Ignoring the questions she hurried over to Kenneth to examine him. “Oh no.” she said.
“I’m sorry it’s likely Aho sickness. I had to carry him with my mechanoid when I saved him.” Aura told Mexiah.
“No, it’s worse than that. Look at that rash on his neck and the high fever. It’s Rashinatory the altitude sickness.” Mexiah explained.
“Rashia what? Asked Chiaia.
“He has to be from somewhere with a really high altitude to come down with that sickness. Rashinatory come from the Ena oceans.” Wahanly explained.
“So, you had it too Wahanly?” Asked Chiaia.
“Oh no way, I’m fine. I had the vaccination for it before I left the Barrier Workshop.” Wahanly told Chiaia. “If this man has it he could die.”
“We got to do something fast he’s burning up!” Mexiah told them.
“Move him inside to one of the rooms and call Mr. Ulyte. He would know what to do for Kenneth.” Lasharra ordered.
After getting him into the bed Ulyte examined Kenneth and turned to Lasharra and said “At this stage he has about 6 hours before he will fall into a coma and all likely hood suffer from heart failure and die.”
“I know!
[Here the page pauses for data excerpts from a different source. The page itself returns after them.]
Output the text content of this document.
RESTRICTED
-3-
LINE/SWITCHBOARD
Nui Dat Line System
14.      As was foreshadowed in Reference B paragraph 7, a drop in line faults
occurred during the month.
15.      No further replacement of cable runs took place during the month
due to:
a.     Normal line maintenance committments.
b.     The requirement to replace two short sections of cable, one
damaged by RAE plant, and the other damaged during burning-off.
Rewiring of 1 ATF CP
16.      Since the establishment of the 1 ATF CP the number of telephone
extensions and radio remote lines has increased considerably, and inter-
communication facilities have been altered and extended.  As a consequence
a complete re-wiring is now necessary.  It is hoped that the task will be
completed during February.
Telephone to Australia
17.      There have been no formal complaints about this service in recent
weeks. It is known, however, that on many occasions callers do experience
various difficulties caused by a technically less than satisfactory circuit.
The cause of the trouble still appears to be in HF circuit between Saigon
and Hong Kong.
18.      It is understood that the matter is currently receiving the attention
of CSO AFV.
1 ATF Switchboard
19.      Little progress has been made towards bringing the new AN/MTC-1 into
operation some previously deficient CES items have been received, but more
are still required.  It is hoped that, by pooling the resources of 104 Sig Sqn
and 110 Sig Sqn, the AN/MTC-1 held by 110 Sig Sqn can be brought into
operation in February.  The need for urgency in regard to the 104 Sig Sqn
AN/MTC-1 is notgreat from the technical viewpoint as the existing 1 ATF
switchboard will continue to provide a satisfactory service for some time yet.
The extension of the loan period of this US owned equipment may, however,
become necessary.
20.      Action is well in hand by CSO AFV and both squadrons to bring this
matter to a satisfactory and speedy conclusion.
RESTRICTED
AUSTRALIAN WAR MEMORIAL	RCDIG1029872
I heard if the shot doesn’t work there is a natural remedy you extract from the Triama herb.” Wahanly told Ulyte.
“Well, Triama is rarely used as any kind of remedy so we don’t carry any on board.” Ulyte explained to Wahanly.
“I’ll go get some.” Aura said as she walked out of the room.
“I’ll go help you Aura.” Mexiah said. “We’ll leave the Swan in your capable hands Chiaia.”
The two experienced mechanoid pilots left the ship to start their search of the Triama plant. It was found in marsh, wetland by rivers and lakes plus being that the plant was not really in season was going to make finding it all the more difficult.